Question

If a function given as \[f\left( x \right)={{2}^{x}}\], then \[f\left( 0 \right),f\left( 1 \right),f\left( 2 \right),.....\] are in?
A. AP
B. GP
C. HP
D. Arbitrary

Answer 1

Hint: We will first start by using the fact that if \[f\left( x \right)={{2}^{x}}\] then \[f\left( 0 \right)={{2}^{0}}\]. Then we will similarly find the value of the first few terms of the series.

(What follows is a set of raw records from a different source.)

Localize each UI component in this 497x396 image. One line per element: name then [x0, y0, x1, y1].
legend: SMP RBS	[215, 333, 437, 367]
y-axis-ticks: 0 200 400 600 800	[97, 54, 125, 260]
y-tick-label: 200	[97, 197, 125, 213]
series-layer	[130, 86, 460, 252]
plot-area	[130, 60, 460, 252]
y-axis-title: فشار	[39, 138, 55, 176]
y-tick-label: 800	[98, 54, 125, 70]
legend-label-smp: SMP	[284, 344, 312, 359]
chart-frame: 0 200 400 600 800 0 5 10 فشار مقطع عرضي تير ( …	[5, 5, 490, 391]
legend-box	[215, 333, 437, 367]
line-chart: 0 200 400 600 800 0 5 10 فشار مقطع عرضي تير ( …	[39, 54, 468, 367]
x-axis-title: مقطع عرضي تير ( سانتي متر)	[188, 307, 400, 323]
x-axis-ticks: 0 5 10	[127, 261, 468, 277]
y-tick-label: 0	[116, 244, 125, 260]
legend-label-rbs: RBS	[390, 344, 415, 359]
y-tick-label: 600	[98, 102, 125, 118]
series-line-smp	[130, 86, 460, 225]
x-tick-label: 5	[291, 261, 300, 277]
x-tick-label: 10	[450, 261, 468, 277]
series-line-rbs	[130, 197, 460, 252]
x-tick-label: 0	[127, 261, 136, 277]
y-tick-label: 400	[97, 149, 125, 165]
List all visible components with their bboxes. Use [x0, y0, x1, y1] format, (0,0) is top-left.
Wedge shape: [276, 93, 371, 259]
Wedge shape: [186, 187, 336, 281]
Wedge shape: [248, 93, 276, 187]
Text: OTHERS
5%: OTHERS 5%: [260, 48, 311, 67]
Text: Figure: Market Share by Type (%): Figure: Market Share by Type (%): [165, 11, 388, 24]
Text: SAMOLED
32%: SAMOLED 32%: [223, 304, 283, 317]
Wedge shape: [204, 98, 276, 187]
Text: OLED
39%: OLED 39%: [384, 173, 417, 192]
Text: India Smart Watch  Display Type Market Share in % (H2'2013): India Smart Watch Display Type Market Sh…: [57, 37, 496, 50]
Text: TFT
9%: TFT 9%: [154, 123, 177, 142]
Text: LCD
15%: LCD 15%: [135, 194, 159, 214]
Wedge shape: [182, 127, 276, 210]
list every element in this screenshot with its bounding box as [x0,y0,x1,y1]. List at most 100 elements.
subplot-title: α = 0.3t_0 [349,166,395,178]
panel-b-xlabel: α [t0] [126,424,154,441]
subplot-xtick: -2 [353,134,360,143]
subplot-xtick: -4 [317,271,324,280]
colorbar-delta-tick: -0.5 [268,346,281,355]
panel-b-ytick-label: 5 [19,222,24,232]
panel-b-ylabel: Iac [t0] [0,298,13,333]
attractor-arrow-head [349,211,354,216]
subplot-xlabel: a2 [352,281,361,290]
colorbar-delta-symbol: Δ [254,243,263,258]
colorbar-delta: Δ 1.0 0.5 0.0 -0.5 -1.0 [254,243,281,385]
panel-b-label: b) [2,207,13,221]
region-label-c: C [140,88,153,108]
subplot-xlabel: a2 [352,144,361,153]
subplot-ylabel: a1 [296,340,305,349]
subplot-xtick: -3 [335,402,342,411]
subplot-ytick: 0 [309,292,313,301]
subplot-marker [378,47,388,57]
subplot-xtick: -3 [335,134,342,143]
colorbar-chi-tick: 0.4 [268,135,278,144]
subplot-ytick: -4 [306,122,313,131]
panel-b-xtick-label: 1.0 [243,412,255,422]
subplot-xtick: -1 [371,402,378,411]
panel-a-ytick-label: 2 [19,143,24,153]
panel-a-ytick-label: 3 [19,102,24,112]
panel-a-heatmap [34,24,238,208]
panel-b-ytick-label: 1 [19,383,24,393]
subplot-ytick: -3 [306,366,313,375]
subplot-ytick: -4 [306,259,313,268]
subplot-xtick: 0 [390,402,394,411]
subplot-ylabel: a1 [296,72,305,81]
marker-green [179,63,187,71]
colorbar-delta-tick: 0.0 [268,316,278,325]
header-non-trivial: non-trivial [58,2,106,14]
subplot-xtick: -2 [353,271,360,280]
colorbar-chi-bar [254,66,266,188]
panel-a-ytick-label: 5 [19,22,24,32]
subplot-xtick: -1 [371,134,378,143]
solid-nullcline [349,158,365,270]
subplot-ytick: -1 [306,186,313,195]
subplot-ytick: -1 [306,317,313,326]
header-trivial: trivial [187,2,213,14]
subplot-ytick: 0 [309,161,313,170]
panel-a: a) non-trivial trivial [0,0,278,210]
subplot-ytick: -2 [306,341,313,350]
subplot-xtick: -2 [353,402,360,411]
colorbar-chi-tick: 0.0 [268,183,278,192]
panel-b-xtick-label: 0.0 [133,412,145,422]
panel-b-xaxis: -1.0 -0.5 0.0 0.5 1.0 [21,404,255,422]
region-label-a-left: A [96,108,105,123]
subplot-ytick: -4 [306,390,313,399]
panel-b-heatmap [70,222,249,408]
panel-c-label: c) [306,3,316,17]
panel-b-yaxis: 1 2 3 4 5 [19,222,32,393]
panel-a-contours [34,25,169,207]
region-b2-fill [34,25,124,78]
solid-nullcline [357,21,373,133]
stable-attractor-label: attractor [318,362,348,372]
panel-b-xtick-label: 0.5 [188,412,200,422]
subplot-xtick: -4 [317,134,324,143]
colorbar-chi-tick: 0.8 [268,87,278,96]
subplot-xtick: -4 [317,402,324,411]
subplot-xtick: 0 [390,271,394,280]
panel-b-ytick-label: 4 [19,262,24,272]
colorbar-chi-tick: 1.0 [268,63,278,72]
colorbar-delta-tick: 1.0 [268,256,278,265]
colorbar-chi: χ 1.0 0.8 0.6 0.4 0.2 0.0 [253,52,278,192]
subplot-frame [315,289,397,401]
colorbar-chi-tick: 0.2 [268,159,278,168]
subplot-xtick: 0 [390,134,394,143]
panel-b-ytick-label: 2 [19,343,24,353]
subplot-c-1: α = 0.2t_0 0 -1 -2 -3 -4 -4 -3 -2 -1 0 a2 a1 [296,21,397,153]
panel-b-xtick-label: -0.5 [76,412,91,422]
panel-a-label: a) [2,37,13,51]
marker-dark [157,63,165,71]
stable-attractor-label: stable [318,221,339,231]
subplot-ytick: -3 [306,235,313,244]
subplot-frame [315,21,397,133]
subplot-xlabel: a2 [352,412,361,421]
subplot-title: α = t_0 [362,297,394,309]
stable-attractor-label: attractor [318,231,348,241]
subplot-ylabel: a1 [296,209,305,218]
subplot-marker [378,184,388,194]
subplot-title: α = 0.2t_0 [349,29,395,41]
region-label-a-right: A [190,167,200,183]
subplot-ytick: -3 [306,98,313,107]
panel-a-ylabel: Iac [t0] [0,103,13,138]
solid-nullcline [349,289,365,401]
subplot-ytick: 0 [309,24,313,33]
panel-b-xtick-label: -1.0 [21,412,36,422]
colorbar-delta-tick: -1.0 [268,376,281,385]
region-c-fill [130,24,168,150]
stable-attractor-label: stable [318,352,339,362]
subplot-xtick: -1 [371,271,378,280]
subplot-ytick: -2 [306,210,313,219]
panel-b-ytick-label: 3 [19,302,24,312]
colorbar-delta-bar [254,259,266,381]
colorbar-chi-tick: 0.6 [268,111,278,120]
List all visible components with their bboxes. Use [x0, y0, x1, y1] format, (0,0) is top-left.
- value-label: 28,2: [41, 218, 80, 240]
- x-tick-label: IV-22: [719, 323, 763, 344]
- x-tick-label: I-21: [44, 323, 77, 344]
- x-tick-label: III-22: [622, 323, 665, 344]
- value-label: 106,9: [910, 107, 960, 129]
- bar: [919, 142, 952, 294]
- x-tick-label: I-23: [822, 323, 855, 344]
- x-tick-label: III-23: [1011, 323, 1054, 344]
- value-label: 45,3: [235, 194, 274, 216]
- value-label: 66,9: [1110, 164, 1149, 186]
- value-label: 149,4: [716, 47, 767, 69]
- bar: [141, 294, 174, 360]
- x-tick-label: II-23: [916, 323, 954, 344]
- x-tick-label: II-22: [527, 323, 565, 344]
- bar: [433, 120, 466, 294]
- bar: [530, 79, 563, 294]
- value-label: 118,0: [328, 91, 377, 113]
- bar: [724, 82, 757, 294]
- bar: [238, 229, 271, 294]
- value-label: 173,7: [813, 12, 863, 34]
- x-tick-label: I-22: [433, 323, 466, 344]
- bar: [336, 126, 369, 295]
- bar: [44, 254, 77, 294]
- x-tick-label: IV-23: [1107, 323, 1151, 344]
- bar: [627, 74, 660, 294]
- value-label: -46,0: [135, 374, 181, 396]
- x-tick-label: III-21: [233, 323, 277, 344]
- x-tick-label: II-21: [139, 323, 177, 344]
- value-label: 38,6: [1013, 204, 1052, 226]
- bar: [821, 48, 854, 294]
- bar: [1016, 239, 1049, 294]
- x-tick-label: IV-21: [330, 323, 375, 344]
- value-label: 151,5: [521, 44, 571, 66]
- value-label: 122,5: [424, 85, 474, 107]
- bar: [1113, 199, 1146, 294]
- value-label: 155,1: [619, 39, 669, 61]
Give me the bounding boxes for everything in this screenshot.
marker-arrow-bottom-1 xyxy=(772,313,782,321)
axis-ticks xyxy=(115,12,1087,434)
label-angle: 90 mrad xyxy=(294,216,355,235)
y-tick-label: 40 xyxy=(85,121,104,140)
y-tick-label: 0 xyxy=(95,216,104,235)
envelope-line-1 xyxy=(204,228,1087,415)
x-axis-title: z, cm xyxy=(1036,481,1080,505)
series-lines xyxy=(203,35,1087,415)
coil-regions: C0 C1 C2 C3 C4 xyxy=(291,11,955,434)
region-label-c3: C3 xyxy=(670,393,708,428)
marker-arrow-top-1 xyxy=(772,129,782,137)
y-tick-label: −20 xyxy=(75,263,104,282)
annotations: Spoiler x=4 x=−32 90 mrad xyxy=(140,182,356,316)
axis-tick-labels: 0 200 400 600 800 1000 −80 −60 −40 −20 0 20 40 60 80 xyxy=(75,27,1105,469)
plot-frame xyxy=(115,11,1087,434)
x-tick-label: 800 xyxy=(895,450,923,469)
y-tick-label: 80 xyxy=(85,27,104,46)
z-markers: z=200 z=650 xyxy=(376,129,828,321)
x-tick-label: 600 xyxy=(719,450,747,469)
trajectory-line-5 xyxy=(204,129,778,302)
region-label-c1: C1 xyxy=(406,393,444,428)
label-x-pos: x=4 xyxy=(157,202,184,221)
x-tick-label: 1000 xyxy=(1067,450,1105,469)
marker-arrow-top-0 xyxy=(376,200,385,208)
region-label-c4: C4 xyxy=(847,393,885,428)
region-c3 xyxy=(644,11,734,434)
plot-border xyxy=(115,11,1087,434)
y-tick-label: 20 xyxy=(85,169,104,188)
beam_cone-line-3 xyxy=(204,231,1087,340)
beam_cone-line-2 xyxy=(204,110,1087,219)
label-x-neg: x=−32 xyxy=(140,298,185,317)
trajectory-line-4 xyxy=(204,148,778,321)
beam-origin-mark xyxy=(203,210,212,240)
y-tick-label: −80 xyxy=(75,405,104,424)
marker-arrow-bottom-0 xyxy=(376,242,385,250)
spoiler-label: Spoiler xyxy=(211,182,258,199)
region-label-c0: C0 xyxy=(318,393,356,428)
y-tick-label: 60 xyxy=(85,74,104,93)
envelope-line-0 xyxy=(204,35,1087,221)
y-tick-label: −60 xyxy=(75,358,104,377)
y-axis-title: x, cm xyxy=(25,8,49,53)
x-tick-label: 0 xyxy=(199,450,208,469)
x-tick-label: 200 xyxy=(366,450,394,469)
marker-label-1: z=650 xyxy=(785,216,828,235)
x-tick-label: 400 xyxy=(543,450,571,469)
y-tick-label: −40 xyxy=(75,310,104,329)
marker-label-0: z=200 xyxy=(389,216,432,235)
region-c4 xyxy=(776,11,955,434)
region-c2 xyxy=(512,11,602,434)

After this we will test the series for AP, GP and HP by finding common differences and common ratios.
Complete step-by-step answer:
Now, we have been given that \[f\left( x \right)={{2}^{x}}\]. Then we have to find the series in which terms \[f\left( 0 \right),f\left( 1 \right),f\left( 2 \right),.....\] are in.
Now, we have,
\[\begin{align}
  & f\left( 0 \right)={{2}^{0}} \\
 & f\left( 1 \right)={{2}^{1}} \\
 & f\left( 2 \right)={{2}^{2}} \\
\end{align}\]
Now, we have the difference of first two terms,
$\begin{align}
  & =f\left( 1 \right)-f\left( 0 \right) \\
 & ={{2}^{1}}-{{2}^{0}} \\
 & =1 \\
\end{align}$
The difference of next two terms,
$\begin{align}
  & =f\left( 2 \right)-f\left( 1 \right) \\
 & ={{2}^{2}}-{{2}^{1}} \\
 & =4-2 \\
 & =2 \\
\end{align}$
Now, we know that if ${{a}_{1}},{{a}_{2}},{{a}_{3}}$ are in AP then their common difference must be same i.e. ${{a}_{2}}-{{a}_{1}}={{a}_{3}}-{{a}_{2}}$ but since we have,
$f\left( 1 \right)-f\left( 0 \right)\ne f\left( 2 \right)-f\left( 1 \right)$
Hence, they are not in AP.
Now, we have the common ratio r of the first two terms as $\dfrac{f\left( 1 \right)}{f\left( 0 \right)}=\dfrac{{{2}^{1}}}{{{2}^{0}}}$.
Also, we have the ratio of next two terms as $\dfrac{f\left( 2 \right)}{f\left( 0 \right)}=\dfrac{{{2}^{2}}}{{{2}^{1}}}=2$.
Now, we know that if ${{a}_{1}},{{a}_{2}},{{a}_{3}}$ are in GP. Then their common ratio is same that is $\dfrac{{{a}_{2}}}{{{a}_{1}}}=\dfrac{{{a}_{3}}}{{{a}_{2}}}$.
Since we have,
$\dfrac{f\left( 1 \right)}{f\left( 0 \right)}=\dfrac{f\left( 2 \right)}{f\left( 0 \right)}$
There we have the term \[f\left( 0 \right),f\left( 1 \right),f\left( 2 \right),.....\] in GP.
Hence, the correct option is (B).

Note: It is important to note that all the terms in series \[f\left( 0 \right),f\left( 1 \right),f\left( 2 \right),.....f\left( n \right)\] have the common ratio as $\dfrac{f\left( n \right)}{f\left( n-1 \right)}=\dfrac{{{2}^{n}}}{{{2}^{n-1}}}=2$ which is constant in spite of the value of n. Therefore, we have the series as GP. Also, since we have found the series as GP we have not further tested it for HP.